Люди начали свой обычный труд — растить урожай.
День жаркий. Открытое небо зовет облака к себе. Сегодня они, наверное, снимутся и улетят все. Будут они вольно бороздить воздушный океан, собирать воду в каплях, обрушиваться на землю грозными дождями, летними дождями, мокрыми дождями, проливными дождями.
Палочка
К нам на кордон попросился жить дачник, маленький, лысый и учтивый старик. В кухне дед устроил ему постель, принес сена, поднял из погреба ведро картошки. Дачник был болен; он приехал в лес потому, что врачи предписали ему отдых, тишину и свежий воздух.
Время было осеннее. По утрам в окно виднелся иней. Он покрывал на поле еще зеленую траву, серебрил дорогу.
Постепенно промерзала земля и в полдень уже не оттаивала на небольшом солнце; тучи собирались над лесом. Опали листья.
Целыми днями дачник неподвижно сидел у окна в пальто и шапке или начинал говорить о бензине, тормозах, сцеплениях и дорогах.
Сорок пять лет проработал он шофером и теперь ушел на пенсию. За свою долгую жизнь он исколесил тысячи дорог. Он возил новгородского губернатора, красного питерского комиссара Киселева, академика Павлова, адмирала Петровского и многих других, очень многих людей.
Теперь он был болен, и, как говорил сам, его качало из стороны в сторону, точно он был пьян.
У него была палочка, легкая, лакированная, с именным вензелем на набалдашнике.
Мы с дедом в ту пору клеймили для рубки деревья; возвращались домой поздно, громко стучали о порог сапогами, клали на полку топоры и увесистое клеймо, похожее на кузнечный молот, и начинали варить ужин. С нами в дом приходил запах леса, от рабочей одежды пахло свежей сыростью. В сумке от противогаза мы приносили подмороженные грибы подбрусенки, клюкву, что подбирали по пути. За день мы здорово уставали, — вечером в глазах неотступно мелькали цифры, клейма на свежих затесах старых деревьев, острие топора, ветки, пни. Мы с дедом торопились закончить работу дотемна и гадали: скоро ли зима?
С приездом человека, смыслящего в механизмах, у деда появилась срочная забота. Он извлек из-под кровати испорченную дрель и показал шоферу. Тот объяснил, что для починки инструмента нужны новые шестерни.

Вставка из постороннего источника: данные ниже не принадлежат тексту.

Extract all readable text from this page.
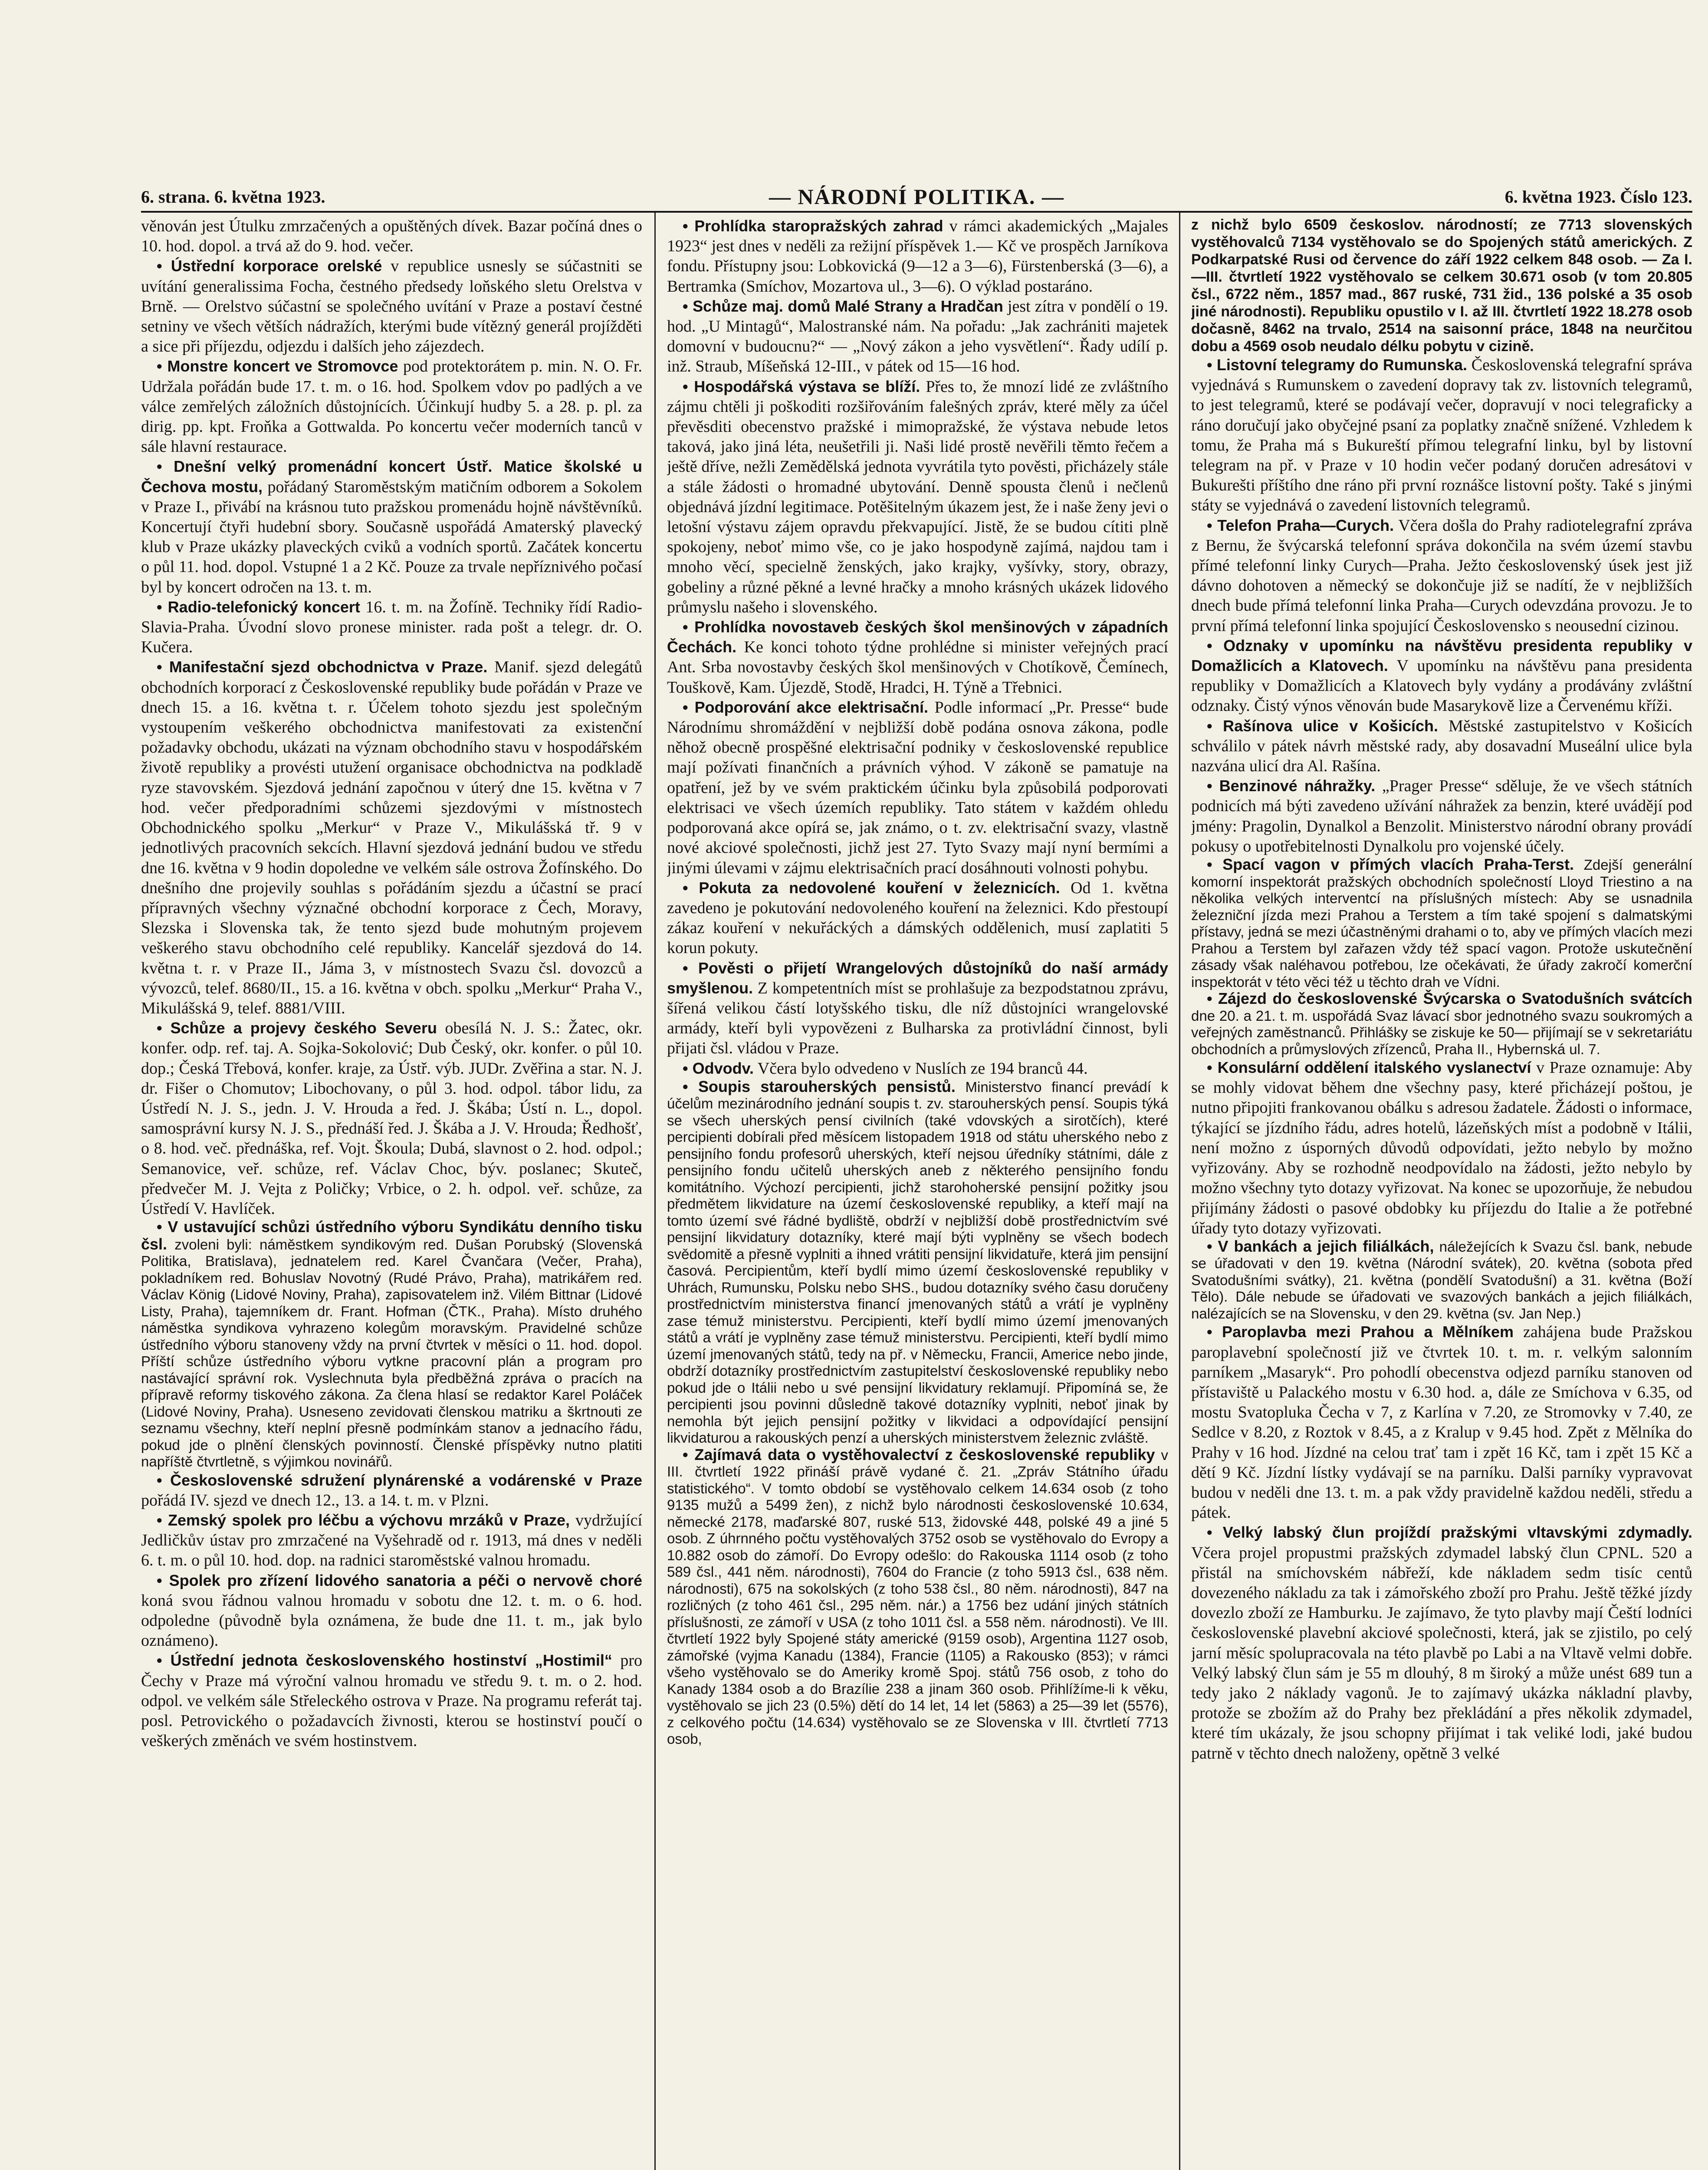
6. strana. 6. května 1923.	— NÁRODNÍ POLITIKA. —	6. května 1923. Číslo 123.

věnován jest Útulku zmrzačených a opuštěných dívek. Bazar počíná dnes o 10. hod. dopol. a trvá až do 9. hod. večer.

• Ústřední korporace orelské v republice usnesly se súčastniti se uvítání generalissima Focha, čestného předsedy loňského sletu Orelstva v Brně. — Orelstvo súčastní se společného uvítání v Praze a postaví čestné setniny ve všech větších nádražích, kterými bude vítězný generál projížděti a sice při příjezdu, odjezdu i dalších jeho zájezdech.

• Monstre koncert ve Stromovce pod protektorátem p. min. N. O. Fr. Udržala pořádán bude 17. t. m. o 16. hod. Spolkem vdov po padlých a ve válce zemřelých záložních důstojnících. Účinkují hudby 5. a 28. p. pl. za dirig. pp. kpt. Froňka a Gottwalda. Po koncertu večer moderních tanců v sále hlavní restaurace.

• Dnešní velký promenádní koncert Ústř. Matice školské u Čechova mostu, pořádaný Staroměstským matičním odborem a Sokolem v Praze I., přivábí na krásnou tuto pražskou promenádu hojně návštěvníků. Koncertují čtyři hudební sbory. Současně uspořádá Amaterský plavecký klub v Praze ukázky plaveckých cviků a vodních sportů. Začátek koncertu o půl 11. hod. dopol. Vstupné 1 a 2 Kč. Pouze za trvale nepříznivého počasí byl by koncert odročen na 13. t. m.

• Radio-telefonický koncert 16. t. m. na Žofíně. Techniky řídí Radio-Slavia-Praha. Úvodní slovo pronese minister. rada pošt a telegr. dr. O. Kučera.

• Manifestační sjezd obchodnictva v Praze. Manif. sjezd delegátů obchodních korporací z Československé republiky bude pořádán v Praze ve dnech 15. a 16. května t. r. Účelem tohoto sjezdu jest společným vystoupením veškerého obchodnictva manifestovati za existenční požadavky obchodu, ukázati na význam obchodního stavu v hospodářském životě republiky a provésti utužení organisace obchodnictva na podkladě ryze stavovském. Sjezdová jednání započnou v úterý dne 15. května v 7 hod. večer předporadními schůzemi sjezdovými v místnostech Obchodnického spolku „Merkur“ v Praze V., Mikulášská tř. 9 v jednotlivých pracovních sekcích. Hlavní sjezdová jednání budou ve středu dne 16. května v 9 hodin dopoledne ve velkém sále ostrova Žofínského. Do dnešního dne projevily souhlas s pořádáním sjezdu a účastní se prací přípravných všechny význačné obchodní korporace z Čech, Moravy, Slezska i Slovenska tak, že tento sjezd bude mohutným projevem veškerého stavu obchodního celé republiky. Kancelář sjezdová do 14. května t. r. v Praze II., Jámа 3, v místnostech Svazu čsl. dovozců a vývozců, telef. 8680/II., 15. a 16. května v obch. spolku „Merkur“ Praha V., Mikulášská 9, telef. 8881/VIII.

• Schůze a projevy českého Severu obesílá N. J. S.: Žatec, okr. konfer. odp. ref. taj. A. Sojka-Sokolović; Dub Český, okr. konfer. o půl 10. dop.; Česká Třebová, konfer. kraje, za Ústř. výb. JUDr. Zvěřina a star. N. J. dr. Fišer o Chomutov; Libochovany, o půl 3. hod. odpol. tábor lidu, za Ústředí N. J. S., jedn. J. V. Hrouda a řed. J. Škába; Ústí n. L., dopol. samosprávní kursy N. J. S., přednáší řed. J. Škába a J. V. Hrouda; Ředhošť, o 8. hod. več. přednáška, ref. Vojt. Škoula; Dubá, slavnost o 2. hod. odpol.; Semanovice, veř. schůze, ref. Václav Choc, býv. poslanec; Skuteč, předvečer M. J. Vejta z Poličky; Vrbice, o 2. h. odpol. veř. schůze, za Ústředí V. Havlíček.

• V ustavující schůzi ústředního výboru Syndikátu denního tisku čsl. zvoleni byli: náměstkem syndikovým red. Dušan Porubský (Slovenská Politika, Bratislava), jednatelem red. Karel Čvančara (Večer, Praha), pokladníkem red. Bohuslav Novotný (Rudé Právo, Praha), matrikářem red. Václav König (Lidové Noviny, Praha), zapisovatelem inž. Vilém Bittnar (Lidové Listy, Praha), tajemníkem dr. Frant. Hofman (ČTK., Praha). Místo druhého náměstka syndikova vyhrazeno kolegům moravským. Pravidelné schůze ústředního výboru stanoveny vždy na první čtvrtek v měsíci o 11. hod. dopol. Příští schůze ústředního výboru vytkne pracovní plán a program pro nastávající správní rok. Vyslechnuta byla předběžná zpráva o pracích na přípravě reformy tiskového zákona. Za člena hlasí se redaktor Karel Poláček (Lidové Noviny, Praha). Usneseno zevidovati členskou matriku a škrtnouti ze seznamu všechny, kteří neplní přesně podmínkám stanov a jednacího řádu, pokud jde o plnění členských povinností. Členské příspěvky nutno platiti napříště čtvrtletně, s výjimkou novinářů.

• Československé sdružení plynárenské a vodárenské v Praze pořádá IV. sjezd ve dnech 12., 13. a 14. t. m. v Plzni.

• Zemský spolek pro léčbu a výchovu mrzáků v Praze, vydržující Jedličkův ústav pro zmrzačené na Vyšehradě od r. 1913, má dnes v neděli 6. t. m. o půl 10. hod. dop. na radnici staroměstské valnou hromadu.

• Spolek pro zřízení lidového sanatoria a péči o nervově choré koná svou řádnou valnou hromadu v sobotu dne 12. t. m. o 6. hod. odpoledne (původně byla oznámena, že bude dne 11. t. m., jak bylo oznámeno).

• Ústřední jednota československého hostinství „Hostimil“ pro Čechy v Praze má výroční valnou hromadu ve středu 9. t. m. o 2. hod. odpol. ve velkém sále Střeleckého ostrova v Praze. Na programu referát taj. posl. Petrovického o požadavcích živnosti, kterou se hostinství poučí o veškerých změnách ve svém hostinstvem.

• Prohlídka staropražských zahrad v rámci akademických „Majales 1923“ jest dnes v neděli za režijní příspěvek 1.— Kč ve prospěch Jarníkova fondu. Přístupny jsou: Lobkovická (9—12 a 3—6), Fürstenberská (3—6), a Bertramka (Smíchov, Mozartova ul., 3—6). O výklad postaráno.

• Schůze maj. domů Malé Strany a Hradčan jest zítra v pondělí o 19. hod. „U Mintagů“, Malostranské nám. Na pořadu: „Jak zachrániti majetek domovní v budoucnu?“ — „Nový zákon a jeho vysvětlení“. Řady udílí p. inž. Straub, Míšeňská 12-III., v pátek od 15—16 hod.

• Hospodářská výstava se blíží. Přes to, že mnozí lidé ze zvláštního zájmu chtěli ji poškoditi rozšiřováním falešných zpráv, které měly za účel převěsditi obecenstvo pražské i mimopražské, že výstava nebude letos taková, jako jiná léta, neušetřili ji. Naši lidé prostě nevěřili těmto řečem a ještě dříve, nežli Zemědělská jednota vyvrátila tyto pověsti, přicházely stále a stále žádosti o hromadné ubytování. Denně spousta členů i nečlenů objednává jízdní legitimace. Potěšitelným úkazem jest, že i naše ženy jevi o letošní výstavu zájem opravdu překvapující. Jistě, že se budou cítiti plně spokojeny, neboť mimo vše, co je jako hospodyně zajímá, najdou tam i mnoho věcí, specielně ženských, jako krajky, vyšívky, story, obrazy, gobeliny a různé pěkné a levné hračky a mnoho krásných ukázek lidového průmyslu našeho i slovenského.

• Prohlídka novostaveb českých škol menšinových v západních Čechách. Ke konci tohoto týdne prohlédne si minister veřejných prací Ant. Srba novostavby českých škol menšinových v Chotíkově, Čemínech, Touškově, Kam. Újezdě, Stodě, Hradci, H. Týně a Třebnici.

• Podporování akce elektrisační. Podle informací „Pr. Presse“ bude Národnímu shromáždění v nejbližší době podána osnova zákona, podle něhož obecně prospěšné elektrisační podniky v československé republice mají požívati finančních a právních výhod. V zákoně se pamatuje na opatření, jež by ve svém praktickém účinku byla způsobilá podporovati elektrisaci ve všech územích republiky. Tato státem v každém ohledu podporovaná akce opírá se, jak známo, o t. zv. elektrisační svazy, vlastně nové akciové společnosti, jichž jest 27. Tyto Svazy mají nyní bermími a jinými úlevami v zájmu elektrisačních prací dosáhnouti volnosti pohybu.

• Pokuta za nedovolené kouření v železnicích. Od 1. května zavedeno je pokutování nedovoleného kouření na železnici. Kdo přestoupí zákaz kouření v nekuřáckých a dámských oddělenich, musí zaplatiti 5 korun pokuty.

• Pověsti o přijetí Wrangelových důstojníků do naší armády smyšlenou. Z kompetentních míst se prohlašuje za bezpodstatnou zprávu, šířená velikou částí lotyšského tisku, dle níž důstojníci wrangelovské armády, kteří byli vypovězeni z Bulharska za protivládní činnost, byli přijati čsl. vládou v Praze.

• Odvodv. Včera bylo odvedeno v Nuslích ze 194 branců 44.

• Soupis starouherských pensistů. Ministerstvo financí prevádí k účelům mezinárodního jednání soupis t. zv. starouherských pensí. Soupis týká se všech uherských pensí civilních (také vdovských a sirotčích), které percipienti dobírali před měsícem listopadem 1918 od státu uherského nebo z pensijního fondu profesorů uherských, kteří nejsou úředníky státními, dále z pensijního fondu učitelů uherských aneb z některého pensijního fondu komitátního. Výchozí percipienti, jichž starohoherské pensijní požitky jsou předmětem likvidature na území československé republiky, a kteří mají na tomto území své řádné bydliště, obdrží v nejbližší době prostřednictvím své pensijní likvidatury dotazníky, které mají býti vyplněny se všech bodech svědomitě a přesně vyplniti a ihned vrátiti pensijní likvidatuře, která jim pensijní časová. Percipientům, kteří bydlí mimo území československé republiky v Uhrách, Rumunsku, Polsku nebo SHS., budou dotazníky svého času doručeny prostřednictvím ministerstva financí jmenovaných států a vrátí je vyplněny zase témuž ministerstvu. Percipienti, kteří bydlí mimo území jmenovaných států a vrátí je vyplněny zase témuž ministerstvu. Percipienti, kteří bydlí mimo území jmenovaných států, tedy na př. v Německu, Francii, Americe nebo jinde, obdrží dotazníky prostřednictvím zastupitelství československé republiky nebo pokud jde o Itálii nebo u své pensijní likvidatury reklamují. Připomíná se, že percipienti jsou povinni důsledně takové dotazníky vyplniti, neboť jinak by nemohla být jejich pensijní požitky v likvidaci a odpovídající pensijní likvidaturou a rakouských penzí a uherských ministerstvem železnic zvláště.

• Zajímavá data o vystěhovalectví z československé republiky v III. čtvrtletí 1922 přináší právě vydané č. 21. „Zpráv Státního úřadu statistického“. V tomto období se vystěhovalo celkem 14.634 osob (z toho 9135 mužů a 5499 žen), z nichž bylo národnosti československé 10.634, německé 2178, maďarské 807, ruské 513, židovské 448, polské 49 a jiné 5 osob. Z úhrnného počtu vystěhovalých 3752 osob se vystěhovalo do Evropy a 10.882 osob do zámoří. Do Evropy odešlo: do Rakouska 1114 osob (z toho 589 čsl., 441 něm. národnosti), 7604 do Francie (z toho 5913 čsl., 638 něm. národnosti), 675 na sokolských (z toho 538 čsl., 80 něm. národnosti), 847 na rozličných (z toho 461 čsl., 295 něm. nár.) a 1756 bez udání jiných státních příslušnosti, ze zámoří v USA (z toho 1011 čsl. a 558 něm. národnosti). Ve III. čtvrtletí 1922 byly Spojené státy americké (9159 osob), Argentina 1127 osob, zámořské (vyjma Kanadu (1384), Francie (1105) a Rakousko (853); v rámci všeho vystěhovalo se do Ameriky kromě Spoj. států 756 osob, z toho do Kanady 1384 osob a do Brazílie 238 a jinam 360 osob. Přihlížíme-li k věku, vystěhovalo se jich 23 (0.5%) dětí do 14 let, 14 let (5863) a 25—39 let (5576), z celkového počtu (14.634) vystěhovalo se ze Slovenska v III. čtvrtletí 7713 osob,

z nichž bylo 6509 českoslov. národností; ze 7713 slovenských vystěhovalců 7134 vystěhovalo se do Spojených států amerických. Z Podkarpatské Rusi od července do září 1922 celkem 848 osob. — Za I.—III. čtvrtletí 1922 vystěhovalo se celkem 30.671 osob (v tom 20.805 čsl., 6722 něm., 1857 mad., 867 ruské, 731 žid., 136 polské a 35 osob jiné národnosti). Republiku opustilo v I. až III. čtvrtletí 1922 18.278 osob dočasně, 8462 na trvalo, 2514 na saisonní práce, 1848 na neurčitou dobu a 4569 osob neudalo délku pobytu v cizině.

• Listovní telegramy do Rumunska. Československá telegrafní správa vyjednává s Rumunskem o zavedení dopravy tak zv. listovních telegramů, to jest telegramů, které se podávají večer, dopravují v noci telegraficky a ráno doručují jako obyčejné psaní za poplatky značně snížené. Vzhledem k tomu, že Praha má s Bukureští přímou telegrafní linku, byl by listovní telegram na př. v Praze v 10 hodin večer podaný doručen adresátovi v Bukurešti příštího dne ráno při první roznášce listovní pošty. Také s jinými státy se vyjednává o zavedení listovních telegramů.

• Telefon Praha—Curych. Včera došla do Prahy radiotelegrafní zpráva z Bernu, že švýcarská telefonní správa dokončila na svém území stavbu přímé telefonní linky Curych—Praha. Ježto československý úsek jest již dávno dohotoven a německý se dokončuje již se nadítí, že v nejbližších dnech bude přímá telefonní linka Praha—Curych odevzdána provozu. Je to první přímá telefonní linka spojující Československo s neousední cizinou.

• Odznaky v upomínku na návštěvu presidenta republiky v Domažlicích a Klatovech. V upomínku na návštěvu pana presidenta republiky v Domažlicích a Klatovech byly vydány a prodávány zvláštní odznaky. Čistý výnos věnován bude Masarykově lize a Červenému kříži.

• Rašínova ulice v Košicích. Městské zastupitelstvo v Košicích schválilo v pátek návrh městské rady, aby dosavadní Museální ulice byla nazvána ulicí dra Al. Rašína.

• Benzinové náhražky. „Prager Presse“ sděluje, že ve všech státních podnicích má býti zavedeno užívání náhražek za benzin, které uvádějí pod jmény: Pragolin, Dynalkol a Benzolit. Ministerstvo národní obrany provádí pokusy o upotřebitelnosti Dynalkolu pro vojenské účely.

• Spací vagon v přímých vlacích Praha-Terst. Zdejší generální komorní inspektorát pražských obchodních společností Lloyd Triestino a na několika velkých interventcí na příslušných místech: Aby se usnadnila železniční jízda mezi Prahou a Terstem a tím také spojení s dalmatskými přístavy, jedná se mezi účastněnými drahami o to, aby ve přímých vlacích mezi Prahou a Terstem byl zařazen vždy též spací vagon. Protože uskutečnění zásady však naléhavou potřebou, lze očekávati, že úřady zakročí komerční inspektorát v této věci též u těchto drah ve Vídni.

• Zájezd do československé Švýcarska o Svatodušních svátcích dne 20. a 21. t. m. uspořádá Svaz lávací sbor jednotného svazu soukromých a veřejných zaměstnanců. Přihlášky se ziskuje ke 50— přijímají se v sekretariátu obchodních a průmyslových zřízenců, Praha II., Hybernská ul. 7.

• Konsulární oddělení italského vyslanectví v Praze oznamuje: Aby se mohly vidovat během dne všechny pasy, které přicházejí poštou, je nutno připojiti frankovanou obálku s adresou žadatele. Žádosti o informace, týkající se jízdního řádu, adres hotelů, lázeňských míst a podobně v Itálii, není možno z úsporných důvodů odpovídati, ježto nebylo by možno vyřizovány. Aby se rozhodně neodpovídalo na žádosti, ježto nebylo by možno všechny tyto dotazy vyřizovat. Na konec se upozorňuje, že nebudou přijímány žádosti o pasové obdobky ku příjezdu do Italie a že potřebné úřady tyto dotazy vyřizovati.

• V bankách a jejich filiálkách, náležejících k Svazu čsl. bank, nebude se úřadovati v den 19. května (Národní svátek), 20. května (sobota před Svatodušními svátky), 21. května (pondělí Svatodušní) a 31. května (Boží Tělo). Dále nebude se úřadovati ve svazových bankách a jejich filiálkách, nalézajících se na Slovensku, v den 29. května (sv. Jan Nep.)

• Paroplavba mezi Prahou a Mělníkem zahájena bude Pražskou paroplavební společností již ve čtvrtek 10. t. m. r. velkým salonním parníkem „Masaryk“. Pro pohodlí obecenstva odjezd parníku stanoven od přístaviště u Palackého mostu v 6.30 hod. a, dále ze Smíchova v 6.35, od mostu Svatopluka Čecha v 7, z Karlína v 7.20, ze Stromovky v 7.40, ze Sedlce v 8.20, z Roztok v 8.45, a z Kralup v 9.45 hod. Zpět z Mělníka do Prahy v 16 hod. Jízdné na celou trať tam i zpět 16 Kč, tam i zpět 15 Kč a dětí 9 Kč. Jízdní lístky vydávají se na parníku. Dalši parníky vypravovat budou v neděli dne 13. t. m. a pak vždy pravidelně každou neděli, středu a pátek.

• Velký labský člun projíždí pražskými vltavskými zdymadly. Včera projel propustmi pražských zdymadel labský člun CPNL. 520 a přistál na smíchovském nábřeží, kde nákladem sedm tisíc centů dovezeného nákladu za tak i zámořského zboží pro Prahu. Ještě těžké jízdy dovezlo zboží ze Hamburku. Je zajímavo, že tyto plavby mají Čeští lodníci československé plavební akciové společnosti, která, jak se zjistilo, po celý jarní měsíc spolupracovala na této plavbě po Labi a na Vltavě velmi dobře. Velký labský člun sám je 55 m dlouhý, 8 m široký a může unést 689 tun a tedy jako 2 náklady vagonů. Je to zajímavý ukázka nákladní plavby, protože se zbožím až do Prahy bez překládání a přes několik zdymadel, které tím ukázaly, že jsou schopny přijímat i tak veliké lodi, jaké budou patrně v těchto dnech naloženy, opětně 3 velké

Разговор о дрели сблизил двух дедов. Но знакомство они начали издалека, с загадок. Деду была предложена наилегчайшая загадка о топоре: в лес идет — домой смотрит, домой идет — в лес смотрит. Дед, чуть выждав время для накала, отгадал ее и предложил свою.
На мой взгляд, это был целый исторический и философский трактат про Петра Первого. Раз поехал Петр Первый выбрать место для города Питера. Застала его ночь. Спит он — ни на суше ни на воде, утром встает, умывается — ни сухим ни мокрым; утирается — ни тканым ни пряным. Едет дальше. Попадается ему зло. Он взял зло и в зло бросил. Попадается добро. Он взял добро и из добра добром выгнал.